1.
Dentro da noite, defrontamos com aflito coração materno. A entidade,
que nos dirigia a palavra, infundia compaixão pela facies de horrível
sofrimento.
2 — Calderaro! Calderaro!
— Rogou, ansiosa, — ampara minha filha, minha desventurada filha!
— Oh! teria piorado? — Inquiriu o instrutor, evidenciando conhecimento da situação.
— Muito! Muito!… — Gemeram os trementes lábios da mãe aflita; — observo que
enlouqueceu de todo…
— Já perdeu a grande oportunidade?
— Ainda não, — informou a interlocutora, — mas encontra-se à beira de extremo
desastre.
3 Prometeu o orientador correr
à doente em breves minutos, e voltamos à intimidade.

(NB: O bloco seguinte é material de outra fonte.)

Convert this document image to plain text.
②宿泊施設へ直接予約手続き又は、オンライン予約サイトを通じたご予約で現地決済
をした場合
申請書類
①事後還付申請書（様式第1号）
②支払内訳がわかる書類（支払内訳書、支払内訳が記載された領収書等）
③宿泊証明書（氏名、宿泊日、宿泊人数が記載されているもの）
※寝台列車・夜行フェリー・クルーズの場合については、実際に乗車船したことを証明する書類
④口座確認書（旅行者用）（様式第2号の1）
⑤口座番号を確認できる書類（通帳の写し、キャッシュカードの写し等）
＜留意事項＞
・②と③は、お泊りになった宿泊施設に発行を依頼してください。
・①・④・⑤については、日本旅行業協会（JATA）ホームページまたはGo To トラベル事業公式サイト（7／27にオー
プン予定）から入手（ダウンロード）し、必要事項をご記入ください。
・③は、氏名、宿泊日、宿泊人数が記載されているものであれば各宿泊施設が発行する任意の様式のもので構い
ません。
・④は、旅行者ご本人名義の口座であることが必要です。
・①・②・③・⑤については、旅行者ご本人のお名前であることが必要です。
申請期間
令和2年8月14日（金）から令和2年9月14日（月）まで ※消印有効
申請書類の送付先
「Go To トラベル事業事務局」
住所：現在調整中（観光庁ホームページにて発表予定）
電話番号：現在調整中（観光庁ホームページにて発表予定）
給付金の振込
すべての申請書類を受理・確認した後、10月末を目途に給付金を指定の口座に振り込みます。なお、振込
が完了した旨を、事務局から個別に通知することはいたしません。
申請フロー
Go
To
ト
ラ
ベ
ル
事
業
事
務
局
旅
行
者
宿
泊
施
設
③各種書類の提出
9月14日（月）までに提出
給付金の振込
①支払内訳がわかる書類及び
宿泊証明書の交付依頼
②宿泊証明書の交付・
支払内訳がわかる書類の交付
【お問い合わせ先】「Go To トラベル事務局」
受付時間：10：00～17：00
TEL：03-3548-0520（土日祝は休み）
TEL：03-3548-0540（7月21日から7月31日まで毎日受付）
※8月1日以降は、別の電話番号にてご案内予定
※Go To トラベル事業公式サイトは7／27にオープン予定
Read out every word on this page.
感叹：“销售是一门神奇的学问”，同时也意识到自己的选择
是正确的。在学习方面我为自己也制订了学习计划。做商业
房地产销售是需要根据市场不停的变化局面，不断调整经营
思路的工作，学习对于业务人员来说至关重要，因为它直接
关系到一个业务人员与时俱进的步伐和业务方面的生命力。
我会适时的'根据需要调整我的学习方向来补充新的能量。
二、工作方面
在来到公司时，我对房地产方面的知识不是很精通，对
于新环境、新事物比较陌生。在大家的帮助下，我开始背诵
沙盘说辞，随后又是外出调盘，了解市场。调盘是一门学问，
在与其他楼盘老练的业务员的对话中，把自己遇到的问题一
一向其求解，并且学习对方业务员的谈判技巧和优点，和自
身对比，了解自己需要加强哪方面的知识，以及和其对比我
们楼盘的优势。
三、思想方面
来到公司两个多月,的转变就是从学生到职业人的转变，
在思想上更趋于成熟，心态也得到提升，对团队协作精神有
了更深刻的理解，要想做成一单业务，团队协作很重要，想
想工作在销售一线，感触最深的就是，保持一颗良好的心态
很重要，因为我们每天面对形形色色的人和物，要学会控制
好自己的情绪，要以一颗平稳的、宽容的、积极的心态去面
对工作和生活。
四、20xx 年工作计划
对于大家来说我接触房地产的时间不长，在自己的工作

Interessando-me no assunto, o atencioso Assistente sumariou o fato.
— Trata-se de lamentável ocorrência, — explicou-me, bondoso, — na qual
figuram a leviandade e o ódio como elementos perversores. 4
A irmã que se despediu, há momentos, deixou uma filha na Crosta Planetária,
há oito anos. Criada com mimos excessivos, a jovem desenvolveu-se na
ignorância do trabalho e da responsabilidade, não obstante pertencer
a nobilíssimo quadro social. Filha única, entregue desde muito cedo
ao capricho pernicioso, tão logo se achou sem a materna assistência
no Plano carnal, dominou governantes, subornou criadas, burlou a vigilância
paterna e, cercada de facilidades materiais, precipitou-se, aos vinte
anos, nos desvarios da vida mundana. 5
Desprotegida, assim, pelas circunstâncias, não se preparou convenientemente
para enfrentar os problemas do resgate próprio. Sem a proteção espiritual
peculiar à pobreza, sem os abençoados estímulos dos obstáculos materiais,
e tendo, contra as suas necessidades íntimas, a profunda beleza transitória
do rosto, a pobrezinha renasceu, seguida de perto, não por um inimigo
propriamente dito, mas por cúmplice de faltas graves, desde muito desencarnado,
ao qual se vinculara por tremendos laços de ódio, em passado próximo.
6 Foi assim que, abusando
da liberdade, em ociosidade reprovável, adquiriu deveres da maternidade
sem a custódia do casamento. Reconhecendo-se agora nesta situação, aos
vinte e cinco anos, solteira, rica e prestigiada pelo nome da família,
deplora tardiamente os compromissos assumidos e luta, com desespero,
por desfazer-se do filhinho imaturo, o mesmo comparsa do pretérito a
que me referi; esse infeliz, por “acréscimo de misericórdia divina”,
busca destarte aproveitar o erro da ex-companheira para a realização
de algum serviço redentor, com a supervisão dos nossos Maiores.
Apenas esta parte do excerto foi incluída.